Open Access
How to translate text using browser tools
1 July 2005 100 Years Ago in The American Ornithologists' Union

In 1905, there were over 100 General Notes published in The Auk, 70 of which dealt in some manner with new distributional information. Of these reports, 15 were about birds in Massachusetts, 10 were about Michigan, 5 each were about Maine and Colorado, 4 were about Ontario, and 3 each were about Connecticut, New York, New Jersey, and British Columbia. In total, reports came from 20 states and 2 provinces. Two reports (Auk 22:81–82; 22:82) concerned the occurrence of Blue Jays (Cyanocitta cristata) in Yuma County, Colorado, in summer and fall of 1904, and two reports (Auk 22:77; 22:319) were about Little Blue Herons (Egretta caerulea) in Massachusetts in 1904: a dark-phase bird on Martha's Vineyard in April and a light-phase female in southeastern Massachusetts (Sandwich) in early August. One report (Auk 22:85) referred to a specimen of Bachman's Warbler (Vermivora bachmanii) collected in northern Florida in spring of 1904. The author stated that the bird was with others of the same species, but only one was collected because he only realized he had shot a Bachman's Warbler after retrieving the specimen. Another report (Auk 22:314) was of a female Kirtland's Warbler Dendroica kirtlandii) collected in spring migration in 1904 near Richmond, Indiana.

In a note entitled “Do migrants fast?” (Auk. 22: 320–321), W. L. McAtee presented the common notion of the time that birds migrate on empty stomachs and, indeed, he stated that he had examined the stomachs of more than a hundred migrants and they were all essentially empty. However, when a large number of migrants hit the Washington Monument in Washington, D.C., on the night of 6–7 May 1905 and McAtee was able to examine them, he discovered, for an unknown number of “mostly warblers,” that the stomachs were indeed empty, but the intestines were full of food material, leading him to conclude that migrants do not fast prior to migration.

In a note entitled “A Killdeer's mishap” (Auk 22:209–210), H. H. Kopman related finding a Killdeer (Charadrius vociferus) prostrate on the ground on a golf course at Audubon Park in New Orleans, Louisiana. Upon closer examination, he determined the bird's foot had been dragged down a hole and that a creature was holding the bird down and appeared to be eating the toes of the bird. He was able to free the bird, clean the wounds, and release it the following day. Kopman speculated that the creature in question was a large crayfish, but he was baffled as to how a crayfish could catch a Killdeer.

As mentioned in previous columns, the question of animal intelligence was still being hotly debated. In a note (Auk 22:89–90) about a captive female Red-winged Blackbird (Agelaius phoeniceus), Chreswell J. Hunt related her ability to manipulate, a perch rod in her cage to gain a better view out a window. Although he acknowledged that she may have learned this by accident, nonetheless he believed that she acted like she was doing it on purpose. In another observation, he placed a male Northern Cardinal (Cardinalis cardinalis) in the cage with the female.
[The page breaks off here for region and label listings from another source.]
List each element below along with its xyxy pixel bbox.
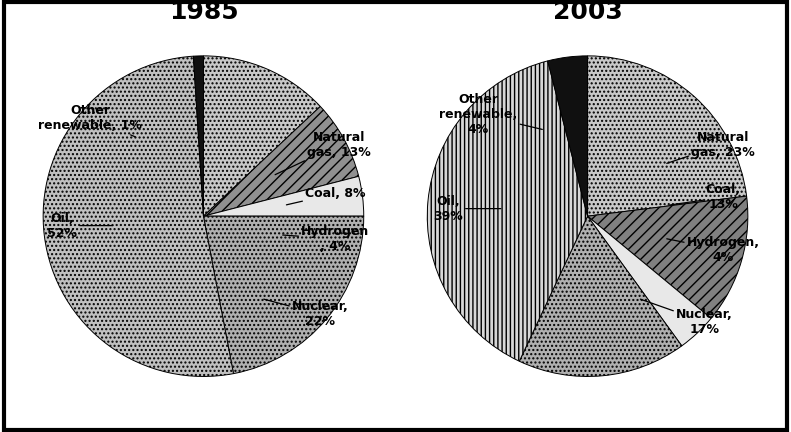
Text: Coal, 8%: Coal, 8% [286,187,365,205]
Wedge shape [203,106,358,216]
Wedge shape [588,56,747,216]
Text: Other
renewable,
4%: Other renewable, 4% [439,93,543,136]
Wedge shape [427,61,588,361]
Text: Oil,
52%: Oil, 52% [47,212,113,240]
Wedge shape [588,196,747,318]
Wedge shape [520,216,682,376]
Wedge shape [193,56,203,216]
Text: Coal,
13%: Coal, 13% [671,183,741,211]
Text: Oil,
39%: Oil, 39% [433,195,501,222]
Wedge shape [588,216,711,346]
Title: 2003: 2003 [553,0,623,24]
Text: Nuclear,
17%: Nuclear, 17% [641,299,732,336]
Text: Other
renewable, 1%: Other renewable, 1% [38,104,142,137]
Wedge shape [203,176,364,216]
Text: Natural
gas, 23%: Natural gas, 23% [667,130,755,163]
Text: Nuclear,
22%: Nuclear, 22% [263,299,349,328]
Wedge shape [547,56,588,216]
Wedge shape [203,56,320,216]
Title: 1985: 1985 [168,0,238,24]
Wedge shape [203,216,364,374]
Text: Hydrogen,
4%: Hydrogen, 4% [667,236,760,264]
Wedge shape [44,56,233,376]
Text: Natural
gas, 13%: Natural gas, 13% [275,130,371,175]
Text: Hydrogen
, 4%: Hydrogen , 4% [282,225,369,253]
He fed the cardinal sunflower seeds, which the female could not open. Apparently, she quickly “learned” to steal the sunflower seeds from the cardinal, after the male had cracked the seed but before he could eat the kernel. Hunt concluded, “In obtaining these ends the blackbird seemed to show some instinctive or mental faculty which, if not identical, is apparently very similar to the reasoning powers of man.”

Given recent events in eastern Arkansas, it might be important to remember this report (Auk 22:414) by Arthur T. Wayne:

A Rare Plumage of the Ivory-billed Woodpecker (Campephilus principalis)
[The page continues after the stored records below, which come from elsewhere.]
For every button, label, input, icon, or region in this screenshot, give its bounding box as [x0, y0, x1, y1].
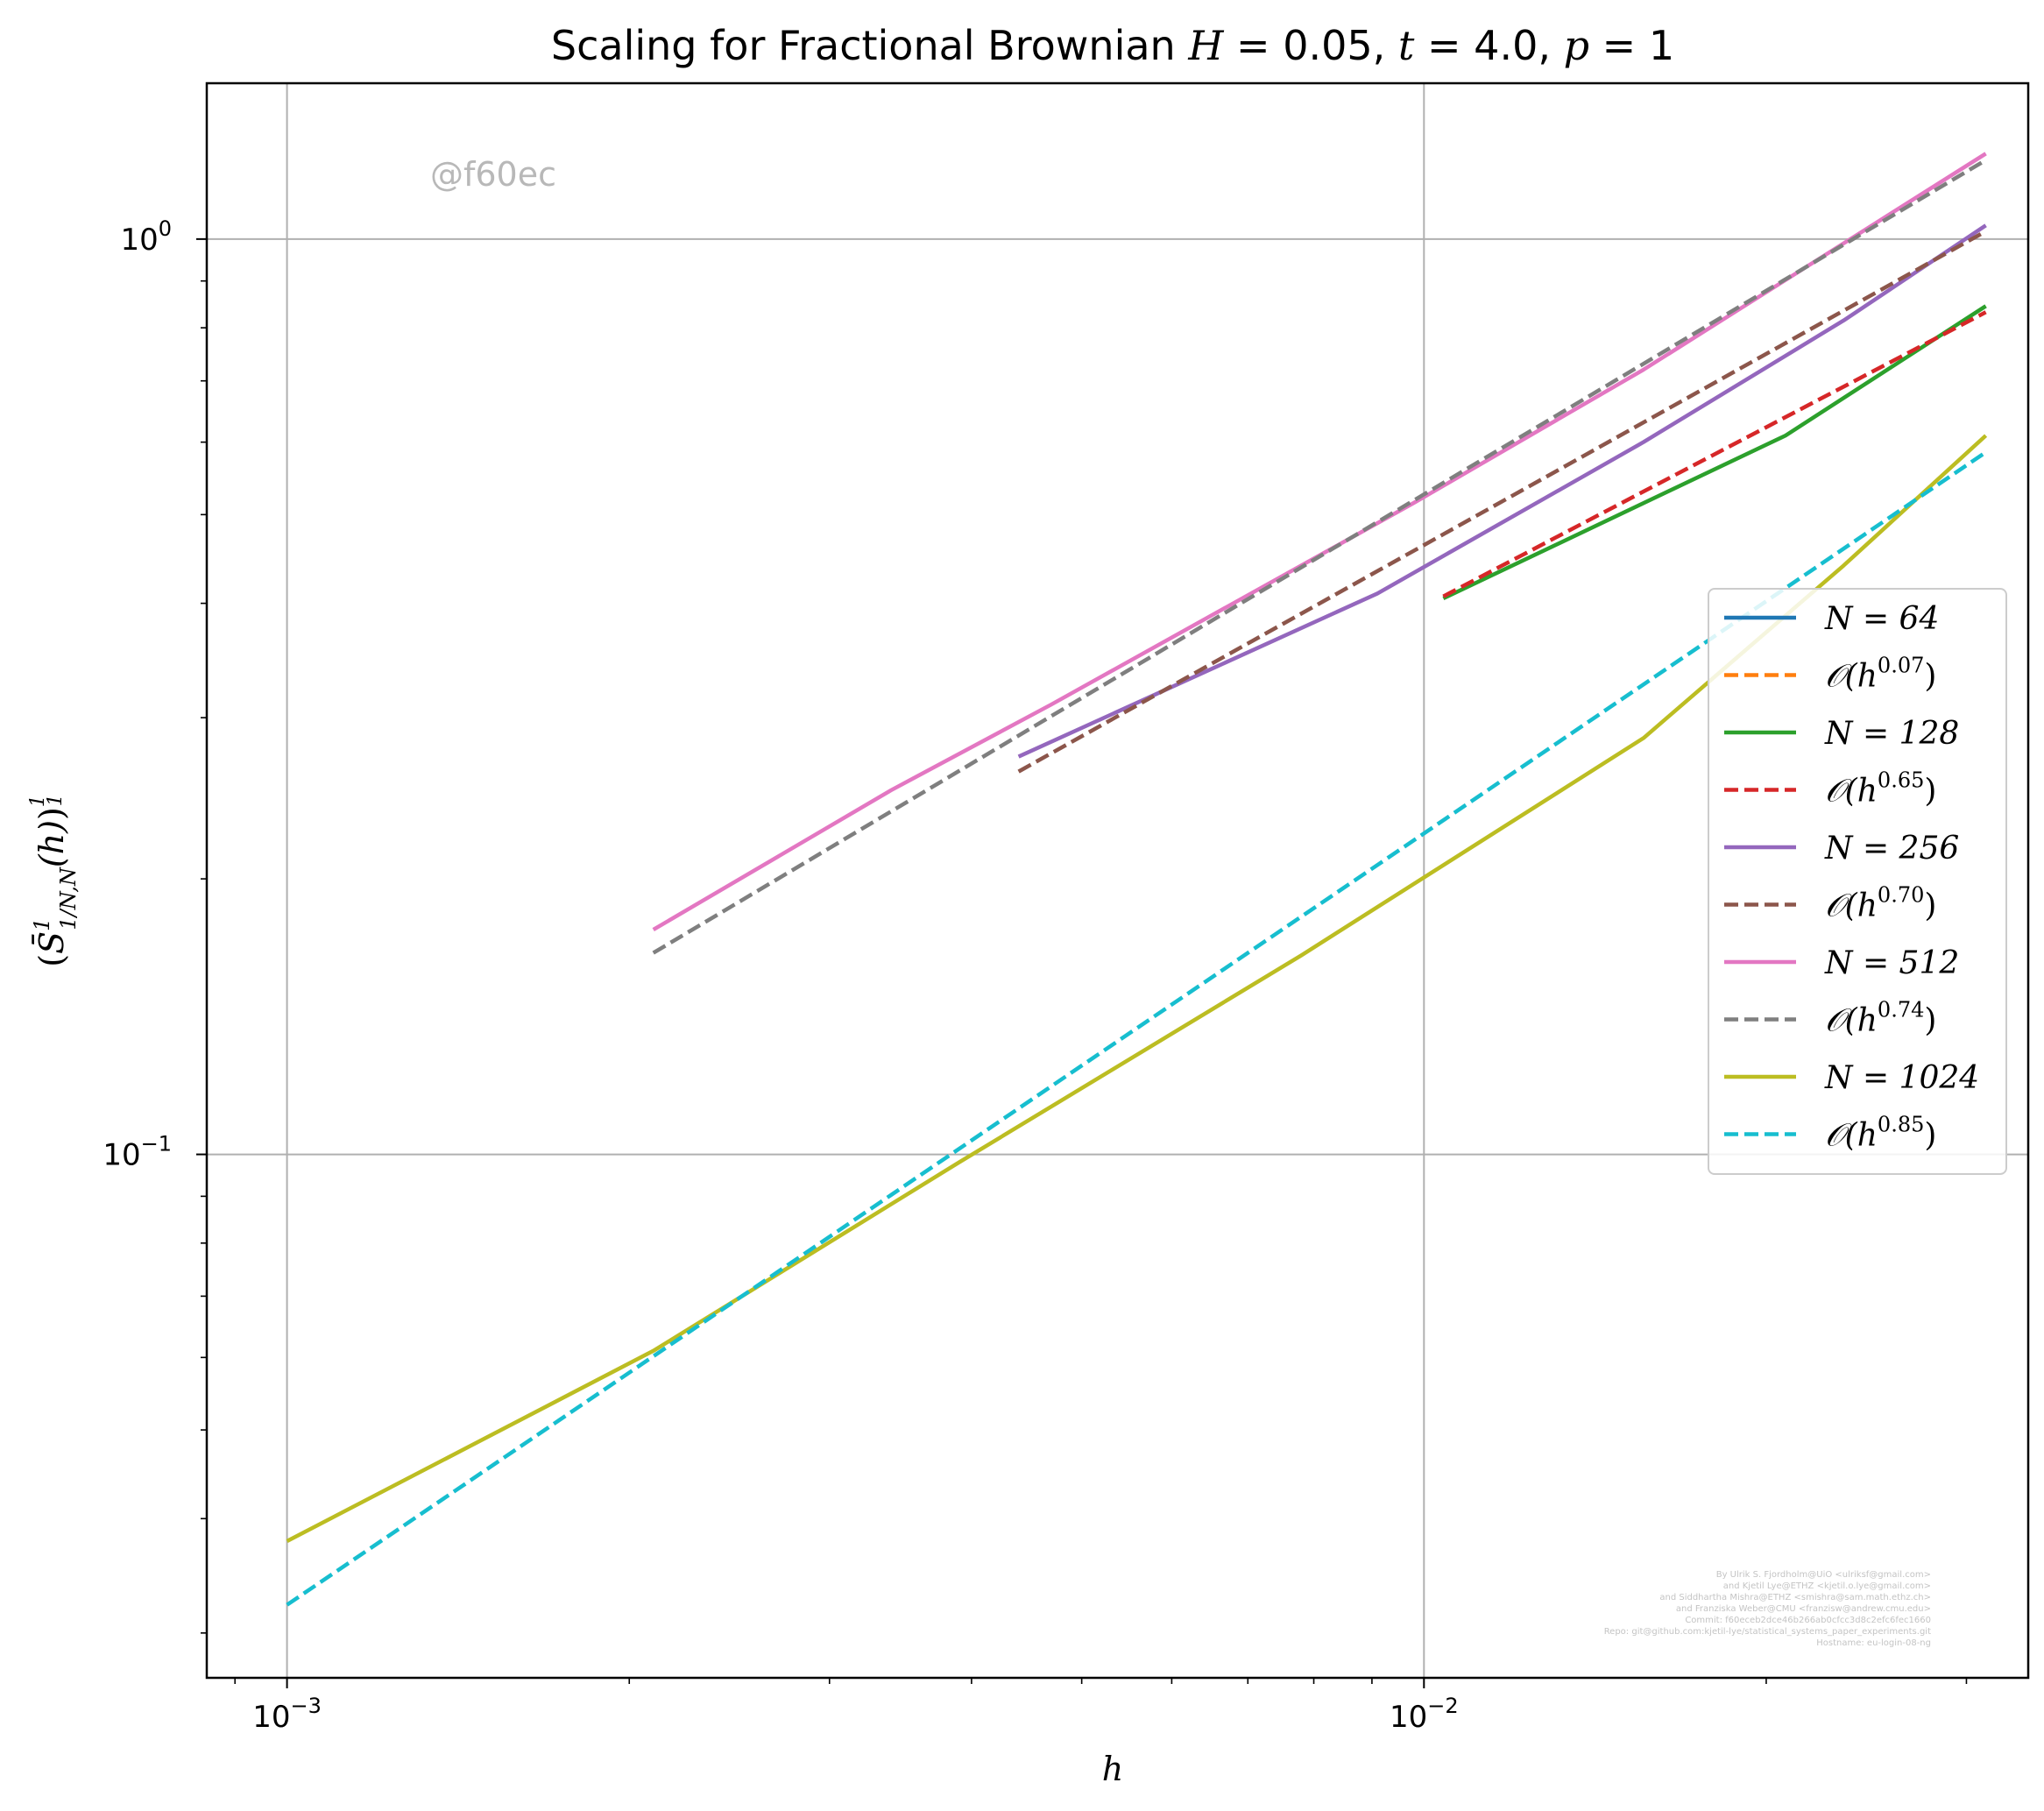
credit-line: Repo: git@github.com:kjetil-lye/statisti…: [1604, 1627, 1931, 1637]
legend-label: N = 512: [1824, 945, 1959, 981]
x-axis-label: h: [1102, 1750, 1123, 1788]
legend-label: 𝒪(h0.65): [1825, 768, 1936, 810]
legend-label: N = 256: [1824, 831, 1959, 867]
legend-label: 𝒪(h0.07): [1825, 654, 1936, 695]
series-line: [652, 152, 1987, 932]
legend-box: [1708, 588, 2007, 1175]
watermark-text: @f60ec: [430, 155, 556, 194]
credit-line: and Siddhartha Mishra@ETHZ <smishra@sam.…: [1659, 1593, 1931, 1602]
chart-title: Scaling for Fractional Brownian H = 0.05…: [551, 22, 1674, 69]
plot-frame: [205, 81, 2030, 1680]
y-axis-label: (S̄11/N,N(h))11: [27, 794, 81, 967]
credit-line: By Ulrik S. Fjordholm@UiO <ulriksf@gmail…: [1716, 1570, 1931, 1580]
legend-label: N = 64: [1824, 601, 1939, 637]
legend-label: 𝒪(h0.70): [1825, 883, 1936, 924]
x-tick-label: 10−2: [1390, 1694, 1459, 1735]
legend: N = 64 𝒪(h0.07) N = 128 𝒪(h0.65) N = 256 𝒪(h0…: [1708, 588, 2007, 1175]
y-tick-label: 100: [120, 216, 172, 258]
legend-label: N = 1024: [1824, 1060, 1979, 1096]
plot-series: [286, 152, 1988, 1607]
legend-label: N = 128: [1824, 716, 1959, 752]
svg-text:(S̄11/N,N(h))11: (S̄11/N,N(h))11: [27, 794, 81, 967]
x-tick-label: 10−3: [252, 1694, 322, 1735]
axis-ticks: 10−3 10−2 10−1 100: [103, 216, 1968, 1735]
fit-line: [1017, 229, 1987, 774]
series-line: [286, 434, 1988, 1543]
fit-line: [1442, 310, 1987, 598]
credits-block: By Ulrik S. Fjordholm@UiO <ulriksf@gmail…: [1604, 1570, 1931, 1648]
y-tick-label: 10−1: [103, 1132, 172, 1173]
series-line: [1017, 223, 1987, 759]
credit-line: and Franziska Weber@CMU <franzisw@andrew…: [1676, 1604, 1931, 1614]
fit-line: [652, 158, 1987, 955]
credit-line: Commit: f60eceb2dce46b266ab0cfcc3d8c2efc…: [1685, 1616, 1931, 1625]
legend-label: 𝒪(h0.74): [1825, 998, 1936, 1039]
legend-label: 𝒪(h0.85): [1825, 1113, 1936, 1154]
credit-line: Hostname: eu-login-08-ng: [1816, 1638, 1931, 1648]
credit-line: and Kjetil Lye@ETHZ <kjetil.o.lye@gmail.…: [1723, 1581, 1931, 1591]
A superb specimen of this magnificent wood-pecker, which I obtained on February 19, 1894, in Jefferson County, Florida, has the ends of all the longer primaries (except the 3[r]d and 4th) pure white. This specimen is an adult male in very high nuptial plumage, and is No. 3002 of my register. An adult female, which also was taken in Jefferson County, closely resembles the above male in the peculiar pattern of the primaries.

From a series of many specimens that I collected in different parts of Florida in the years 1892, 1893, and 1894, the two birds above described are the only ones, as far as I can recall, that were marked peculiarly as regards the longer primaries.